8. the method as described in any one of claims 1 to 7, wherein the BCL-2 inhibitor is selected from Wei Naituoke, Ao Bake Drawing, that Wei Kela, Saab carat, gambogicacid, HA14-1, ABT-737, TW-37, AT101 and its pharmaceutically its acceptable salt.

9. method according to claim 8, wherein the BCL-2 inhibitor is Wei Naituoke or its is pharmaceutically acceptable Salt.

10. the method for claim 7, wherein the BCL-2 inhibitor is Wei Naituoke or its is pharmaceutically acceptable Salt.

11. the method as described in any one of claim 1 to 7 and 10, in which:

(a) it is applied simultaneously to the subject using the compound of the Formulas I and the BCL-2 inhibitor as individual composition With；Or

(b) it is sequentially applied to the subject using the compound of the Formulas I and the BCL-2 inhibitor as individual composition With.

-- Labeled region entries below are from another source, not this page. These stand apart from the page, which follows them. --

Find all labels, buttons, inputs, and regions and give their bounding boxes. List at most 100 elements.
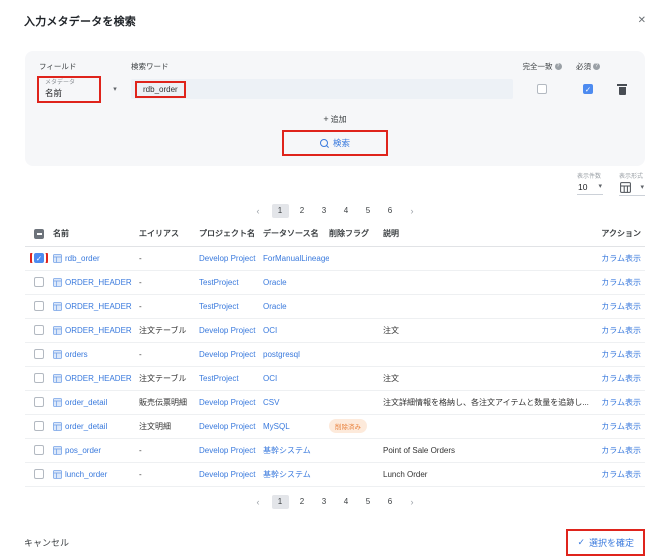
metadata-name-link[interactable]: orders (53, 350, 139, 359)
alias-cell: - (139, 302, 199, 311)
datasource-link[interactable]: MySQL (263, 422, 329, 431)
row-checkbox[interactable] (34, 421, 44, 431)
metadata-name: order_detail (65, 422, 107, 431)
datasource-link[interactable]: OCI (263, 326, 329, 335)
metadata-name-link[interactable]: ORDER_HEADER (53, 302, 139, 311)
table-row: ORDER_HEADER-TestProjectOracle カラム表示 (25, 271, 645, 295)
description-cell: 注文詳細情報を格納し、各注文アイテムと数量を追跡し...i (383, 397, 589, 408)
help-icon[interactable]: ? (555, 63, 562, 70)
row-checkbox[interactable] (34, 325, 44, 335)
datasource-link[interactable]: Oracle (263, 278, 329, 287)
alias-cell: - (139, 278, 199, 287)
project-link[interactable]: Develop Project (199, 446, 263, 455)
column-view-link[interactable]: カラム表示 (589, 373, 645, 384)
help-icon[interactable]: ? (593, 63, 600, 70)
metadata-name: ORDER_HEADER (65, 278, 132, 287)
project-link[interactable]: Develop Project (199, 254, 263, 263)
column-view-link[interactable]: カラム表示 (589, 349, 645, 360)
page-5[interactable]: 5 (360, 204, 377, 218)
pagination-top: ‹ 123456 › (0, 204, 670, 218)
column-view-link[interactable]: カラム表示 (589, 469, 645, 480)
page-prev[interactable]: ‹ (250, 204, 267, 218)
row-checkbox[interactable] (34, 349, 44, 359)
datasource-link[interactable]: 基幹システム (263, 469, 329, 480)
page-2[interactable]: 2 (294, 495, 311, 509)
metadata-name-link[interactable]: pos_order (53, 446, 139, 455)
col-header-alias: エイリアス (139, 228, 199, 239)
row-checkbox[interactable] (34, 301, 44, 311)
project-link[interactable]: Develop Project (199, 470, 263, 479)
chevron-down-icon[interactable]: ▾ (113, 86, 117, 93)
column-view-link[interactable]: カラム表示 (589, 421, 645, 432)
page-prev[interactable]: ‹ (250, 495, 267, 509)
col-header-name: 名前 (53, 228, 139, 239)
trash-icon[interactable] (619, 87, 626, 95)
page-size-select[interactable]: 10 ▾ (577, 181, 603, 195)
exact-match-checkbox[interactable] (537, 84, 547, 94)
search-button[interactable]: 検索 (284, 132, 386, 154)
page-4[interactable]: 4 (338, 204, 355, 218)
project-link[interactable]: TestProject (199, 302, 263, 311)
datasource-link[interactable]: 基幹システム (263, 445, 329, 456)
page-3[interactable]: 3 (316, 495, 333, 509)
search-panel: フィールド 検索ワード 完全一致 ? 必須 ? メタデータ 名前 ▾ rdb_o… (25, 51, 645, 166)
project-link[interactable]: TestProject (199, 374, 263, 383)
row-checkbox[interactable] (34, 469, 44, 479)
metadata-name-link[interactable]: lunch_order (53, 470, 139, 479)
metadata-name-link[interactable]: rdb_order (53, 254, 139, 263)
datasource-link[interactable]: postgresql (263, 350, 329, 359)
row-checkbox[interactable] (34, 445, 44, 455)
pagination-bottom: ‹ 123456 › (0, 495, 670, 509)
metadata-name-link[interactable]: ORDER_HEADER (53, 374, 139, 383)
metadata-table: 名前 エイリアス プロジェクト名 データソース名 削除フラグ 説明 アクション … (25, 222, 645, 487)
datasource-link[interactable]: Oracle (263, 302, 329, 311)
page-next[interactable]: › (404, 204, 421, 218)
page-6[interactable]: 6 (382, 204, 399, 218)
project-link[interactable]: Develop Project (199, 398, 263, 407)
project-link[interactable]: Develop Project (199, 350, 263, 359)
display-format-select[interactable]: ▾ (619, 181, 645, 196)
page-3[interactable]: 3 (316, 204, 333, 218)
page-5[interactable]: 5 (360, 495, 377, 509)
select-all-checkbox[interactable] (34, 229, 44, 239)
page-1[interactable]: 1 (272, 495, 289, 509)
table-view-icon (620, 182, 631, 193)
field-label: フィールド (39, 61, 123, 72)
project-link[interactable]: TestProject (199, 278, 263, 287)
page-1[interactable]: 1 (272, 204, 289, 218)
table-row: order_detail販売伝票明細Develop ProjectCSV注文詳細… (25, 391, 645, 415)
cancel-button[interactable]: キャンセル (24, 536, 69, 549)
page-6[interactable]: 6 (382, 495, 399, 509)
required-checkbox[interactable] (583, 84, 593, 94)
field-select[interactable]: メタデータ 名前 (39, 78, 99, 101)
metadata-name-link[interactable]: order_detail (53, 422, 139, 431)
row-checkbox[interactable] (34, 373, 44, 383)
close-icon[interactable]: ✕ (638, 16, 646, 26)
column-view-link[interactable]: カラム表示 (589, 325, 645, 336)
column-view-link[interactable]: カラム表示 (589, 397, 645, 408)
col-header-action: アクション (589, 228, 645, 239)
column-view-link[interactable]: カラム表示 (589, 301, 645, 312)
project-link[interactable]: Develop Project (199, 326, 263, 335)
datasource-link[interactable]: CSV (263, 398, 329, 407)
confirm-selection-button[interactable]: ✓ 選択を確定 (568, 531, 643, 554)
add-condition-button[interactable]: +追加 (323, 115, 346, 124)
table-row: ORDER_HEADER注文テーブルTestProjectOCI注文カラム表示 (25, 367, 645, 391)
column-view-link[interactable]: カラム表示 (589, 445, 645, 456)
keyword-input[interactable]: rdb_order (131, 79, 513, 99)
row-checkbox[interactable] (34, 277, 44, 287)
page-4[interactable]: 4 (338, 495, 355, 509)
metadata-name-link[interactable]: order_detail (53, 398, 139, 407)
datasource-link[interactable]: ForManualLineage (263, 254, 329, 263)
page-next[interactable]: › (404, 495, 421, 509)
row-checkbox[interactable] (34, 397, 44, 407)
project-link[interactable]: Develop Project (199, 422, 263, 431)
metadata-name-link[interactable]: ORDER_HEADER (53, 326, 139, 335)
row-checkbox[interactable] (34, 253, 44, 263)
page-2[interactable]: 2 (294, 204, 311, 218)
datasource-link[interactable]: OCI (263, 374, 329, 383)
column-view-link[interactable]: カラム表示 (589, 253, 645, 264)
table-icon (53, 422, 62, 431)
metadata-name-link[interactable]: ORDER_HEADER (53, 278, 139, 287)
column-view-link[interactable]: カラム表示 (589, 277, 645, 288)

12. the method as described in any one of claims 1 to 10, wherein the compound of the Formulas I and the BCL-2 inhibitor With the application of single composition.

13. method as claimed in claim 12, wherein the cancer is hematologic cancers.

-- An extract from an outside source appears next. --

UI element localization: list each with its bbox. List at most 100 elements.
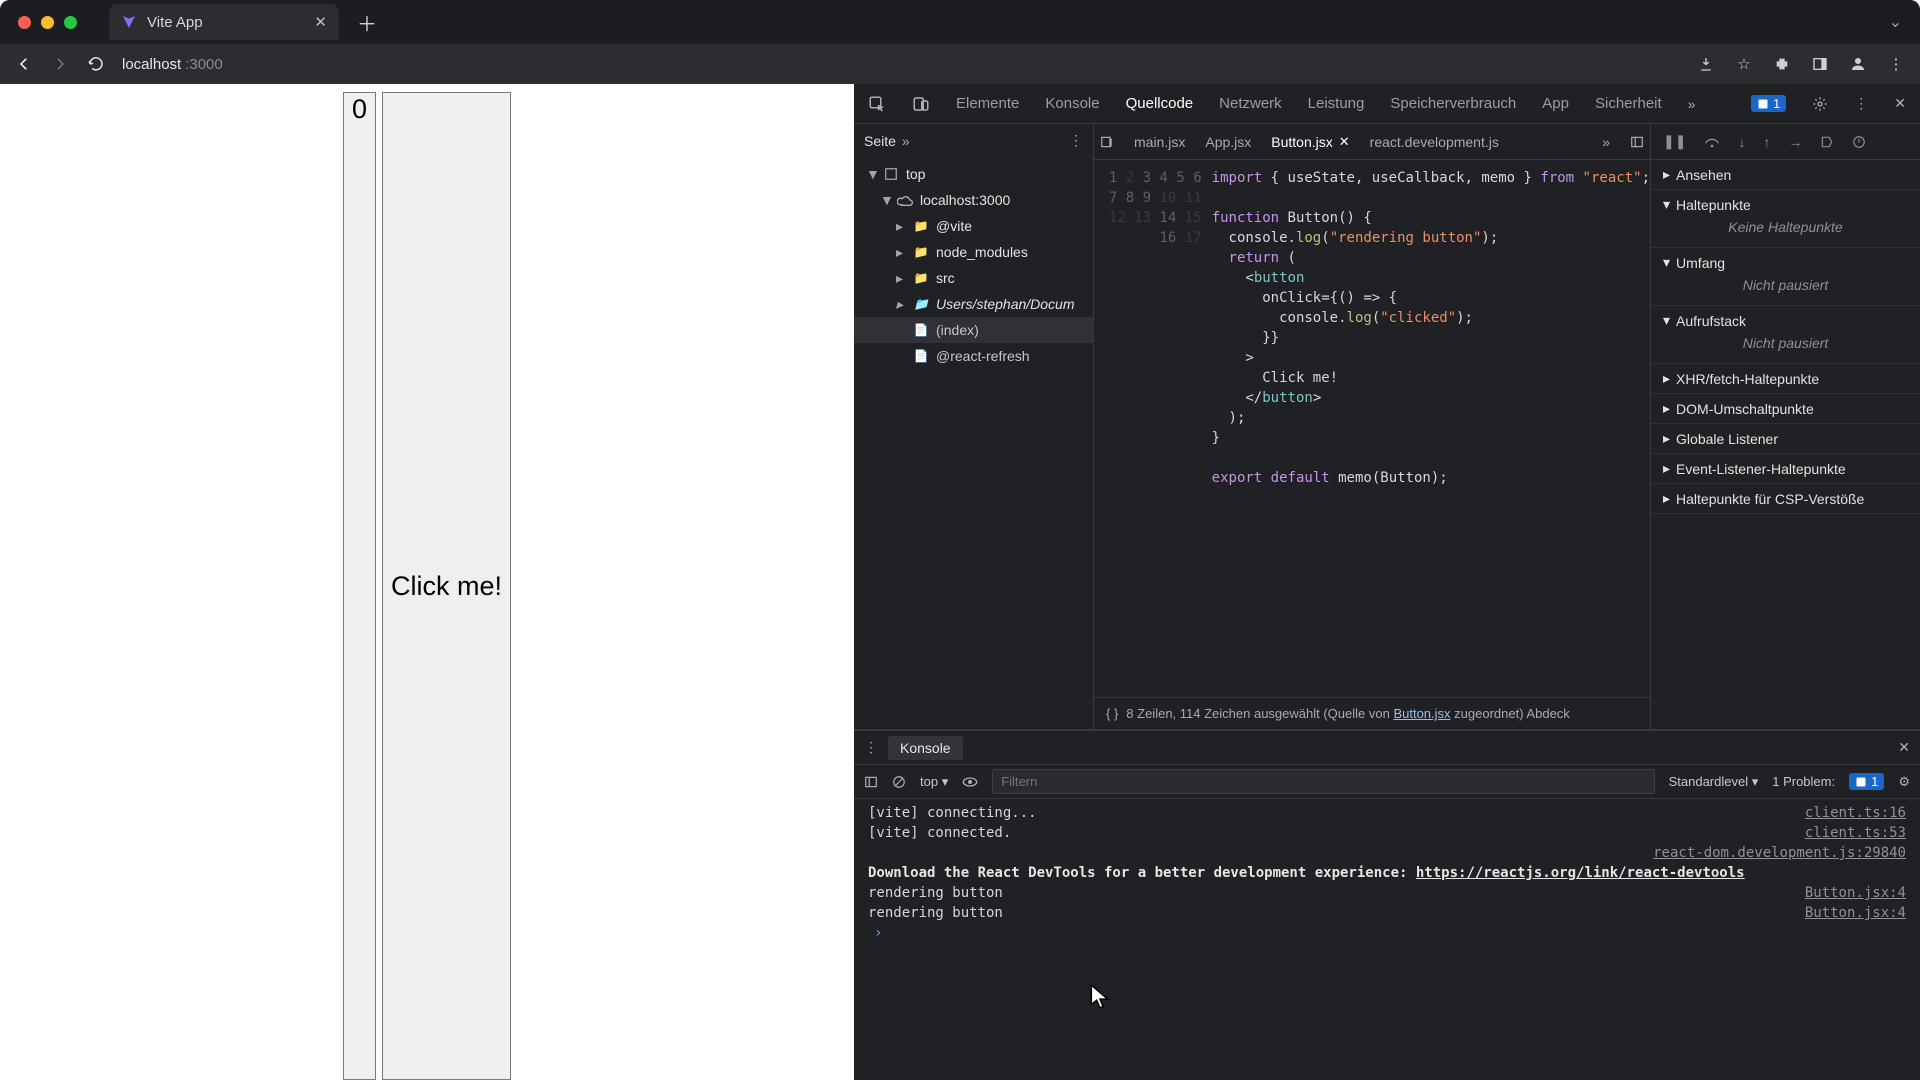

14. method as claimed in claim 13, wherein the cancer is leukaemia or lymthoma.

15. method as claimed in claim 14, wherein the lymthoma is B cell lymphoma, t cell lymphoma or NK cell Lymthoma.

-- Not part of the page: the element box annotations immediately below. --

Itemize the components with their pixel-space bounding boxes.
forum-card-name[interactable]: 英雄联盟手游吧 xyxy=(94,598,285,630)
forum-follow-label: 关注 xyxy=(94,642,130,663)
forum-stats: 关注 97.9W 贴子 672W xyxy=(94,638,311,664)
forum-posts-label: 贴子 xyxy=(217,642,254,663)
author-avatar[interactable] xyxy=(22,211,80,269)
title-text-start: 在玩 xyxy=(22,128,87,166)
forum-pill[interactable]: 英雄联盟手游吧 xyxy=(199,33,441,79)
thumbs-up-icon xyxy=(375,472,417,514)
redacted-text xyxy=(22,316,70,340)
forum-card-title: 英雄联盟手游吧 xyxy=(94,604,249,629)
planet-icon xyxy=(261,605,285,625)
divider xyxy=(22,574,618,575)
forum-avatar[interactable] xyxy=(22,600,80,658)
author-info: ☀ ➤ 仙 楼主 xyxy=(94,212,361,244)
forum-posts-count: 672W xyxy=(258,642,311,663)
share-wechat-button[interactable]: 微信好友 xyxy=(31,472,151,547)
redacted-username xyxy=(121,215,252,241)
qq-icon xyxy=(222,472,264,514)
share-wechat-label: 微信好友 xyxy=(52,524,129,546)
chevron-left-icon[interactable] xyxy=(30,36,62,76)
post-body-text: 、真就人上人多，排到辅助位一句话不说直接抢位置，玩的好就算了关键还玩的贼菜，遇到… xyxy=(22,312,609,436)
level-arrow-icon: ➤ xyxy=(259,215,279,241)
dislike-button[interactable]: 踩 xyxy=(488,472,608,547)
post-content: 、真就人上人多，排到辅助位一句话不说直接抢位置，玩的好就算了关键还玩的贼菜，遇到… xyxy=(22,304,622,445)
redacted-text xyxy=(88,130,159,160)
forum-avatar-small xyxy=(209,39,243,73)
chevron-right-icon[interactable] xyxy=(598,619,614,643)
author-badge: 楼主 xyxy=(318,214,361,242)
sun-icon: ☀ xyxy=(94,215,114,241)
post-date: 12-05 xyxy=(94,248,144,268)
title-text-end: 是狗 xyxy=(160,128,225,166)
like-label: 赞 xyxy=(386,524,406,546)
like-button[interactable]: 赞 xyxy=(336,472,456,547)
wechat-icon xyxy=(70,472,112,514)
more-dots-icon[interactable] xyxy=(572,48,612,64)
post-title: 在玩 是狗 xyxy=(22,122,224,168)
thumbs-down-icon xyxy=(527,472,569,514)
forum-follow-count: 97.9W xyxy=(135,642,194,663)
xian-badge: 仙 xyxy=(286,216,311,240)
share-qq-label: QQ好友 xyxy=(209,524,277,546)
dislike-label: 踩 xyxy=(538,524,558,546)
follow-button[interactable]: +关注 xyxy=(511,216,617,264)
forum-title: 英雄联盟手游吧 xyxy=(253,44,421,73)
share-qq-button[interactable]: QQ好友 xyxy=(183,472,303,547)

16. method as claimed in claim 14, wherein the lymthoma is diffusivity maxicell B cell lymphoma.

17. method as claimed in claim 10, wherein the cancer is hematologic cancers.

18. method as claimed in claim 17, wherein the cancer is leukaemia or lymthoma.

19. method as claimed in claim 17, wherein the lymthoma is B cell lymphoma, t cell lymphoma or NK cell Lymthoma.

20. method as claimed in claim 18, wherein the lymthoma is diffusivity maxicell B cell lymphoma.

21. a kind of pharmaceutical composition, it includes:

(a) compound of Formulas I:

Or its pharmaceutically acceptable salt, wherein R is hydrogen or acyl group, and A is the phenyl, pyridyl group or pyrimidine optionally replaced Base；

(b) BCL-2 inhibitor；With

(c) pharmaceutically acceptable carrier or excipient.

22. pharmaceutical composition as claimed in claim 21, wherein R is R₁C (O)-, wherein R₁It is substituted or unsubstituted C₁- C₂₄Alkyl；Substituted or unsubstituted C₂-C₂₄Alkenyl, preferably C₂-C₁₀Alkenyl, and more preferable C₂-C₆Alkenyl；Replace or not Substituted C₂-C₂₄Alkynyl；Substituted or unsubstituted aryl；Or substituted or unsubstituted heteroaryl.

23. pharmaceutical composition as claimed in claim 22, wherein R is hydrogen or acetyl group.

24. pharmaceutical composition as claimed in claim 23, wherein R is hydrogen.

25. the pharmaceutical composition as described in any one of claim 21 to 24, wherein A is selected from the group:

26. pharmaceutical composition as claimed in claim 21, wherein the compound of the Formulas I is selected from:

Or its pharmaceutically acceptable salt.

27. pharmaceutical composition as claimed in claim 21, wherein the compound of the Formulas I is expressed from the next:

Or its pharmaceutically acceptable salt.

28. the pharmaceutical composition as described in any one of claim 21 to 27, wherein the BCL-2 inhibitor is selected from Wei Naituo Gram, Ao Bakela, that Wei Kela, Saab carat, gambogicacid, HA14-1, ABT-737, TW-37, AT101 and its can pharmaceutically connect The salt received.

29. pharmaceutical composition as claimed in claim 27, wherein the BCL-2 inhibitor is Wei Naituoke or it pharmaceutically may be used The salt of receiving.

30. pharmaceutical composition as claimed in claim 28, wherein the BCL-2 inhibitor is Wei Naituoke or it pharmaceutically may be used The salt of receiving.

31. the pharmaceutical composition as described in any one of claim 21 to 30 is the form of tablet or capsule.